11 thoughts on “Launch Forth

  1. avatarMalyn
    Twitter: malynmawby

    Ze Frank is awesome so thanks for the shout out – finally discovered him. And that video… moving! and that collaboration with the artist is pure genius.

    I agree with your analysis of Whitman (love the guy)’s poems. I do want to add that this tech-facilitated ease and frequency of connection heightens the loneliness of unbidden disconnection. Because we are so connected, when we are forced to disconnect (ie. we didn’t choose it) we can feel lost and lonely; in effect, we are at a higher risk of feeling lonely even with the frequency and tools to help us connect – a paradox.

    Another is this…the bridge is not always to other people. The bridge could be to a part of myself – perhaps undiscovered, fragmented, forgotten or repressed. The very act of “musing, venturing, throwing…” when blogging helps me discover more about me in the process.

  2. avatarAlison Armstrong
    Twitter: alisonmusicblog

    I’ve been reading your tweets all week about Ze Frank. Now I get it.

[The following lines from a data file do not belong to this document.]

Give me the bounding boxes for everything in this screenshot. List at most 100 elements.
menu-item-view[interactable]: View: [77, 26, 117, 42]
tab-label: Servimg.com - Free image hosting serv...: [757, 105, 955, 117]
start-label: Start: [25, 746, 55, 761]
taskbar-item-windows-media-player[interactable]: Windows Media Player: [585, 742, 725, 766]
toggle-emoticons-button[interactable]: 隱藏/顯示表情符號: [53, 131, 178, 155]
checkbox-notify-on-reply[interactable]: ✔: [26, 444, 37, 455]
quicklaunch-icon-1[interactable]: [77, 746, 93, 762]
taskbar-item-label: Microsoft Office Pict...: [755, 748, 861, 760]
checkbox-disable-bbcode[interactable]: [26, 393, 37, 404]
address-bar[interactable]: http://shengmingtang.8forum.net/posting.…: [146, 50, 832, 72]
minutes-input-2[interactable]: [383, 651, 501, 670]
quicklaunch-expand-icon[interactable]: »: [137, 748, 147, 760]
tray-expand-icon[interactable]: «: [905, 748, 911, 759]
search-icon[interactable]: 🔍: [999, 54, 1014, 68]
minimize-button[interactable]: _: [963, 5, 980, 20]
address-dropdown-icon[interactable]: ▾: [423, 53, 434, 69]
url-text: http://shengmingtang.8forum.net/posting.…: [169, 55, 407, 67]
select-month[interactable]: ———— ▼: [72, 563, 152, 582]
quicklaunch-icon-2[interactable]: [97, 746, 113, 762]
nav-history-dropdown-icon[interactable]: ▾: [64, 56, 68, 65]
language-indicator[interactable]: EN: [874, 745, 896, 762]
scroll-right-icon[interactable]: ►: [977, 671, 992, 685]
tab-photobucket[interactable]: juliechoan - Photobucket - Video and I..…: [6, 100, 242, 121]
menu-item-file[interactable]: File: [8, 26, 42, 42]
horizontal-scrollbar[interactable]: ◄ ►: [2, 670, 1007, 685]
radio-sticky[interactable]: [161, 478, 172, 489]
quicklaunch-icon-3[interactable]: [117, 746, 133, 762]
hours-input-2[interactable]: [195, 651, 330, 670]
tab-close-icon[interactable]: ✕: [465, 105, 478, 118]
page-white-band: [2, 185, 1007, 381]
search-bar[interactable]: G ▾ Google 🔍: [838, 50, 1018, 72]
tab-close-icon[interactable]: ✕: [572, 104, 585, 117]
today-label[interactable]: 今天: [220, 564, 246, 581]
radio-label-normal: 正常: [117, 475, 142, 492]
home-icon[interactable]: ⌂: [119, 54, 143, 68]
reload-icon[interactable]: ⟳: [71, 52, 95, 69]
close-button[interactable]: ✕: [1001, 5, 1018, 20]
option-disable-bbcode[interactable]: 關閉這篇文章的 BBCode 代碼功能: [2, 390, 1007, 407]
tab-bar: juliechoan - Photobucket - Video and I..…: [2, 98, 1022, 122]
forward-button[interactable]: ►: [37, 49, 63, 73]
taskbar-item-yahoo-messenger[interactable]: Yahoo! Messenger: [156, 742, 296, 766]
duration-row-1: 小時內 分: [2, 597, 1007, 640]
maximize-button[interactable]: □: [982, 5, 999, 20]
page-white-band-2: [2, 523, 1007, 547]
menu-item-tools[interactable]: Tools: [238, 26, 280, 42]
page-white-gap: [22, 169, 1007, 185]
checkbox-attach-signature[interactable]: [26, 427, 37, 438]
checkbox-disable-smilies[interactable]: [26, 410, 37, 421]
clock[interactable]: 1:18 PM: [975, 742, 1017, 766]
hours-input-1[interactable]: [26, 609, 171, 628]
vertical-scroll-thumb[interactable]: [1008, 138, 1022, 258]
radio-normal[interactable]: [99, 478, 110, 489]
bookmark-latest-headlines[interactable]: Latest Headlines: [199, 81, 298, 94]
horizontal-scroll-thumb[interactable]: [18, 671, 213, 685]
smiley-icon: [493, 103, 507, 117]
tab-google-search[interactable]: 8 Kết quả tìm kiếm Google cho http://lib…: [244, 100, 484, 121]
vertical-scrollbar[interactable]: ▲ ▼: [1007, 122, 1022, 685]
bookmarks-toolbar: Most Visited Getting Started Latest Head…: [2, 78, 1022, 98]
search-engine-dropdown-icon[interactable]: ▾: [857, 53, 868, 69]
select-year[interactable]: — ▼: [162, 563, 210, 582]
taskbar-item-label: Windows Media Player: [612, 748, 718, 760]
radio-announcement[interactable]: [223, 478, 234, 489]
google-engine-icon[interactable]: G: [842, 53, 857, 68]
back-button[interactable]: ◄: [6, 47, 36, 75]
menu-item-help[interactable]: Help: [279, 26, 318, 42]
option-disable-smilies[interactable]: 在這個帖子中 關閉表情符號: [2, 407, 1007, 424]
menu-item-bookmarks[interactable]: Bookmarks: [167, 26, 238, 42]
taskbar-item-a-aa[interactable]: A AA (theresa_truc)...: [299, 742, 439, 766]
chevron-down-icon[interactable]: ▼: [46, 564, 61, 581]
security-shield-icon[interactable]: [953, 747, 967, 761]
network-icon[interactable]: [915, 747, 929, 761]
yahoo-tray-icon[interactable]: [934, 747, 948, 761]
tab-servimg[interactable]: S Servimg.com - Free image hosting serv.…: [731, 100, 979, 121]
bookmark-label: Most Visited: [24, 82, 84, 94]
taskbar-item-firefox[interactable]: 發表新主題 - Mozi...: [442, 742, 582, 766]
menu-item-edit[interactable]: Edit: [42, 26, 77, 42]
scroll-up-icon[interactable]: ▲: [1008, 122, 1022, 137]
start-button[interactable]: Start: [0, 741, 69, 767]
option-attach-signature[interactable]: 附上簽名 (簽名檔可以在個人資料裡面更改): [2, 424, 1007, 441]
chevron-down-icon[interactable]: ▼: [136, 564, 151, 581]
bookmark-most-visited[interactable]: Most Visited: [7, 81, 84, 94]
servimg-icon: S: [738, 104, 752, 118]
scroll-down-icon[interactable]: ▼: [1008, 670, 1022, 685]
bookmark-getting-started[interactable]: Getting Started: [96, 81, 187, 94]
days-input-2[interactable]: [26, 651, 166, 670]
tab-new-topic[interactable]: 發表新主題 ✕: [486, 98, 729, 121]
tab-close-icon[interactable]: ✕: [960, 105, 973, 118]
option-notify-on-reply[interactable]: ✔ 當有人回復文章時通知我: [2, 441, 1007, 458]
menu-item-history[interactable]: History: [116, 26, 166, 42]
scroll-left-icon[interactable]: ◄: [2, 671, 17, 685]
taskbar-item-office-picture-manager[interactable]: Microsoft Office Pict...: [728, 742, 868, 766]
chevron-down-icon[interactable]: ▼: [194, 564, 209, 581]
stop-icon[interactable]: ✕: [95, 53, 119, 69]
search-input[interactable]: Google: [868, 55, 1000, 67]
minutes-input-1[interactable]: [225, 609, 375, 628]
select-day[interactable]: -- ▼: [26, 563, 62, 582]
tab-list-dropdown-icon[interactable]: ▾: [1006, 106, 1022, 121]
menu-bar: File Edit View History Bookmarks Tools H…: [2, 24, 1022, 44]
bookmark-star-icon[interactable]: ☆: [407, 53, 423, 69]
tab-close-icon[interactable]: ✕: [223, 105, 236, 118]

    As for Walt Whitman, I haven’t been exposed enough to his work, so you’ve inspired to seek more out. Could this be because of the annoying amount of time we spent on Australian poetry while I was at school? Actually, that’s no excuse, my dad has a collection of his writing in his library.

  3. avatarJim Groom
    Twitter: jimgroom

    Bully for Ze Frank and you, this poem is really powerful in terms of framing the true power of the web, technical and otherwise, of connections of people, ideas, and emotions. Brilliant.

  4. avatarFrederic Robinson
    Twitter: boygospel

    Hi Jabiz!
    My name is Frederic Robinson and I attended the University of South Alabama. I’m in a class called EDM310 and I’m studying Physical Education. I wrote you last week.
    I just read your post about Walt Whitman and Ze Frank. I watched the video by Ze Frank and was impressed. I’m currently doing a study on Walt Whitman for Literature class and I’m a christian artist, who sings rap. So I can appreciate both Frank and Whitman. Whitman for releasing life on paper and Frank for connecting to people. You also talked about connecting. We must all connect with someone, it’s a part of life. The internet can be a great tool for connection if used properly. I don’t beleive it to be a god or a source of religion but rather a tool allowed by God to connect the world and better our nations(if used properly). Thanks again for sharing your thoughts, they are always helpful!

    1. avatarJabiz Post author

      Thanks for reading regularly Fredric. I appreciate your insight. Studying Whitman, what are the odds!

  5. avataronepercentyellow
    Twitter: onepercentyello

    What a great post! I’m now subscribed to Ze Frank. Why was I not before???
    @Malyn! So well said. I find this archive part of the internet to be a very interesting part of online life. In ways that were never possible before, you can reach out and touch a part of your past self. It is there in a way, staring you in the face, that it wasn’t before. This can make forgiveness a much more important thing than it ever was before.

    And connecting with all of you… wow. I can’t say how much it has meant to me over the long miles.

    Love the goading to click on the hyperlink! It’s so true!!! hahaha (or for you Spanish speakers… jajajaja)

  6. avatarAshley Phillips
    Twitter: anphillips01

    Hi Mr. Jabiz,
    I have been following this blog for a few weeks and it just keeps getting more interesting. I am a student at the University of South Alabama and an education major. I truly felt the meaning of Walt Whitman’s poem after you put in into perspective for me. I have never really read anything of his. Thanks.
    Now, that I have discovered Ze Frank, I will definitely be following him. WOW. His thoughts are amazing. I watched the video you suggested, and took a important aspect of it with me ; which was that our thoughts that make us feel unconnected somehow can connect all of us.
    Thanks for sharing,

    1. avatarJabiz Post author

      Glad it resonated with you Ashely. It was a an “A Ha!” moment for me as well. I will use this poem and analogy in the future.